Sindh having opened its sea to a vast area extending from Punjab to Afghanistan became too lucrative a region not to have been captured by any overseas forces, including the English. The Portuguese had already plundered Thatta. The English had established their authority over the rest of India. They now needed an access to Afghanistan and Punjab. Phillip Woodruff, recalling the achievements of the English officials in his book, The men who ruled India, quotes Bartle Frere who wrote to the secretary of state in 1859 as having remarked that Karachi, and not Calcutta, was the natural port leading to Punjab, shows the economic and commercial importance of Karachi and Sindh.
Their first attempt during the Kalhora reign had failed and now they wanted a strong footing. They launched their mission by visits of doctors, educationists and officials of the company who monitored almost every aspect of Sindh and reported back and a well-planned strategy was evolved. Forcing the Talpur rulers to agree to some of the most shameful agreements provided the English with the pretext to launch a war for which they had long waited. On Feb 17, 1843, they ended the Talpur rule at the Miani forest. The Talpurs’ fall was mainly attributed to their disorganized army and a subversion acts by some tribes during the battle. The capital, Hyderabad, was captured and the Talpur rulers were arrested and later sent to Rangoon.
On March 24, Mir Sher Mohammad raised an army and wanted to recapture the government seat but in a four-hour battle near Dubbo the English sealed the fate of Sindh for the next 100 years.
The English had learnt their lessons from history well. They set about creating a peaceful atmosphere and ruling the country with the cooperation of the people. They were also aware of the fact that the capture of Sindh would not change the attitude of the privileged class which did not only support the new policies but joined them in reorganizing the country’s economy.

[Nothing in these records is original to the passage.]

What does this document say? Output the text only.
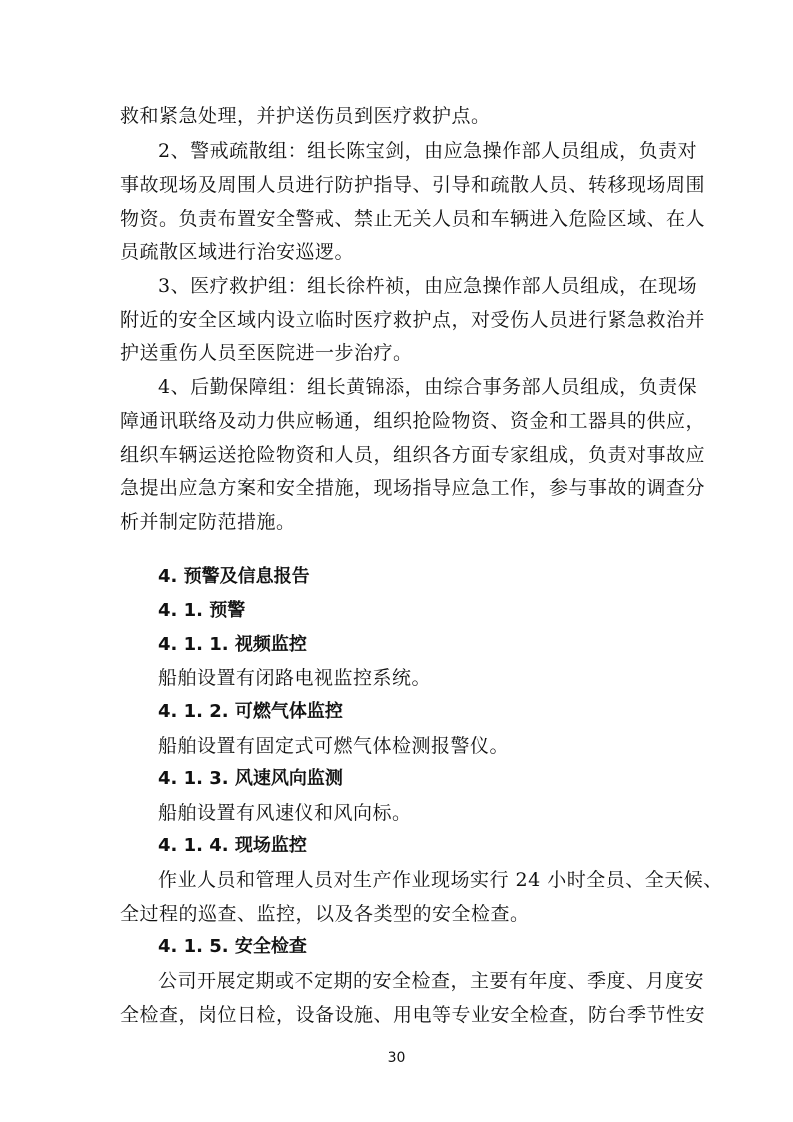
救和紧急处理，并护送伤员到医疗救护点。
2、警戒疏散组：组长陈宝剑，由应急操作部人员组成，负责对
事故现场及周围人员进行防护指导、引导和疏散人员、转移现场周围
物资。负责布置安全警戒、禁止无关人员和车辆进入危险区域、在人
员疏散区域进行治安巡逻。
3、医疗救护组：组长徐杵祯，由应急操作部人员组成，在现场
附近的安全区域内设立临时医疗救护点，对受伤人员进行紧急救治并
护送重伤人员至医院进一步治疗。
4、后勤保障组：组长黄锦添，由综合事务部人员组成，负责保
障通讯联络及动力供应畅通，组织抢险物资、资金和工器具的供应，
组织车辆运送抢险物资和人员，组织各方面专家组成，负责对事故应
急提出应急方案和安全措施，现场指导应急工作，参与事故的调查分
析并制定防范措施。
4. 预警及信息报告
4. 1. 预警
4. 1. 1. 视频监控
船舶设置有闭路电视监控系统。
4. 1. 2. 可燃气体监控
船舶设置有固定式可燃气体检测报警仪。
4. 1. 3. 风速风向监测
船舶设置有风速仪和风向标。
4. 1. 4. 现场监控
作业人员和管理人员对生产作业现场实行 24 小时全员、全天候、
全过程的巡查、监控，以及各类型的安全检查。
4. 1. 5. 安全检查
公司开展定期或不定期的安全检查，主要有年度、季度、月度安
全检查，岗位日检，设备设施、用电等专业安全检查，防台季节性安
30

The English very subtly exploited their attitude. On the people’s side they abolished Persian as the official language and introduced the English and Sindhi languages and embarked upon a number of plans aimed at the social and economic uplift.
The English brought many reforms which were aimed at consolidating their position but the economic benefits the average man derived gave Sindh the peace and tranquillity it had lost long ago. True to Frere’s words Karachi quickly became not only the hub of commercial activity but also a gateway to Punjab and Afghanistan — a position it would continue to retain perhaps for ever.
The fall of Sindh has many lessons, the foremost being that without the popular support of the people and their involvement in the national affairs, a government cannot sustain. The Talpurs were divided: hence their policies were less effective for the benefit of the people and this led to their easy fall.